De Ring Lardner, un excepcional
cuentista norteamericano, decían que “describía personajes, cuando éstos creían
que nadie los estaba observando”. McCullers tenía esa mirada. Era infatigable
en su capacidad de observación. Y, al mismo tiempo, exhibía gran porfía en
despojar a un personaje de su piel, y analizarlo sólo como un ser humano. Con
la excepción de Faulkner, nadie describió a los negros y a los blancos con
pareja imparcialidad. A veces, inclusive, resulta difícil distinguir quién es
negro o blanco en la novela, excepto por cierta manera de construir la frase, o
el dramatismo de una situación.
Quizás por la influencia del cine en
blanco y negro de su época, con sus dramáticos contrastes, la escritora parecía
seguir a sus personajes con un reflector. De repente iluminaba a uno de ellos,
y comenzaba a acosarlo a fin de descifrar su historia. No hay principio ni
final en ellos. Son castigados por algún drama que les otorga tres dimensiones.
Y excepto escasas anomalías, saben arrostrar los infortunios con ecuanimidad.
La manera de narrar de McCullers es por
el revés de la trama. Un episodio muestra a los blancos observados por los
negros, y otro a los negros contemplados por los blancos. Hay múltiples puntos
de vista, pero una profunda necesidad de entender, de actuar, de aliviar la
congoja.
Algunos críticos ya veteranos, han
comentado las dos o tres lecturas de The
Heart is a Lonely Hunter que han emprendido a lo largo de sus vidas. Cada
lectura ha sido distinta, y enriquecedora. Los personajes han madurado tanto
como los lectores. A veces, han adquirido una sabiduría y amabilidad de la cual
parecían privados en el ritual de iniciación.
Tal vez eso tiene que ver también con
la transformación de Carson McCullers mientras escribía su novela. Llegó un
momento en que dejó de escribir, y comenzó a escuchar las diferentes voces que
clamaban por ser oídas en su relato.
En un momento de la novela, Biff
Brannon, el propietario de la cafetería, le pregunta a Jake Blount, el
vagabundo, sindicalista y alcohólico: “Si pudieses elegir una época de la
historia en que podrías haber vivido ¿qué época habrías seleccionado?”
Es una buena pregunta, e imposible de
responder. Cada época en que vivimos nos ofrece algunas migajas, y niega todo
aquello que consideramos importante. Fragmentos inconclusos de nuestra
existencia pasan ante nuestros ojos sin que podamos entender el significado.
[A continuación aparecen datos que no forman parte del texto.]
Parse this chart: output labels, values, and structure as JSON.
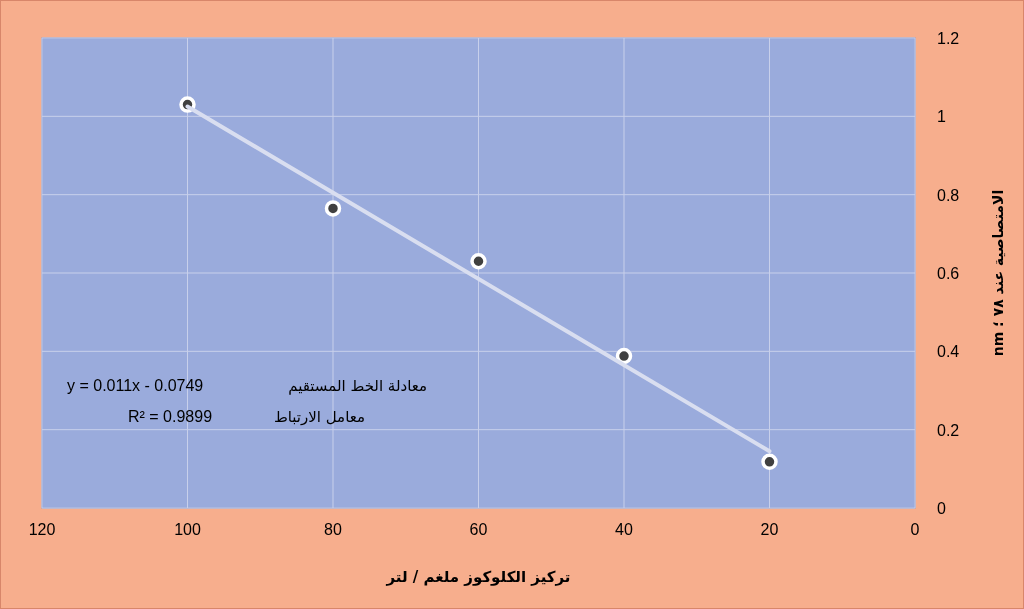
{
  "chart_data": {
    "type": "scatter",
    "xlabel": "تركيز الكلوكوز ملغم / لتر",
    "ylabel": "الامتصاصية عند ٧٨ ؛ nm",
    "annotations": [
      "معادلة الخط المستقيم",
      "y = 0.011x - 0.0749",
      "معامل الارتباط",
      "R² = 0.9899"
    ],
    "series": [
      {
        "color": "#404040",
        "marker": "circle",
        "x": [
          100,
          80,
          60,
          40,
          20
        ],
        "values": [
          1.03,
          0.765,
          0.63,
          0.388,
          0.118
        ]
      },
      {
        "type": "line",
        "color": "#d9def0",
        "marker": "none",
        "x": [
          20,
          100
        ],
        "values": [
          0.145,
          1.025
        ]
      }
    ],
    "xlim": [
      120,
      0
    ],
    "xticks": [
      120,
      100,
      80,
      60,
      40,
      20,
      0
    ],
    "ylim": [
      0,
      1.2
    ],
    "yticks": [
      0,
      0.2,
      0.4,
      0.6,
      0.8,
      1,
      1.2
    ],
    "grid": true
  }
}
Transitamos por el mundo afrontando traumas y recuerdos, reaccionando ante
eventos que consideramos significativos, y que al cabo de un tiempo pierden
toda importancia.
Aunque Biff Brannon no sabe decidir cuál
es la mejor época de la historia para vivir, sabe qué le gustaría encontrar en
ella: “Un atisbo de lucha humana, y de coraje. El incesante flujo del pasaje de
la humanidad a través del tiempo interminable. Para aquellos que trabajan, y
para aquellos que aman”.
McCullers nos enseña que mientras
vivimos, no hay principio ni final. Afortunadamente, Dios es grande y es
nuestro perpetuo perdonavidas. Hasta el momento en que cesa de perdonarnos.
La vida, nos demuestran los grandes
escritores, se basa, en buena parte, en la necesidad de ser olvidados y
perdonados. Y marchamos tanto tiempo a la deriva, que ni siquiera sabemos que
vendrá primero, si el olvido, o el perdón.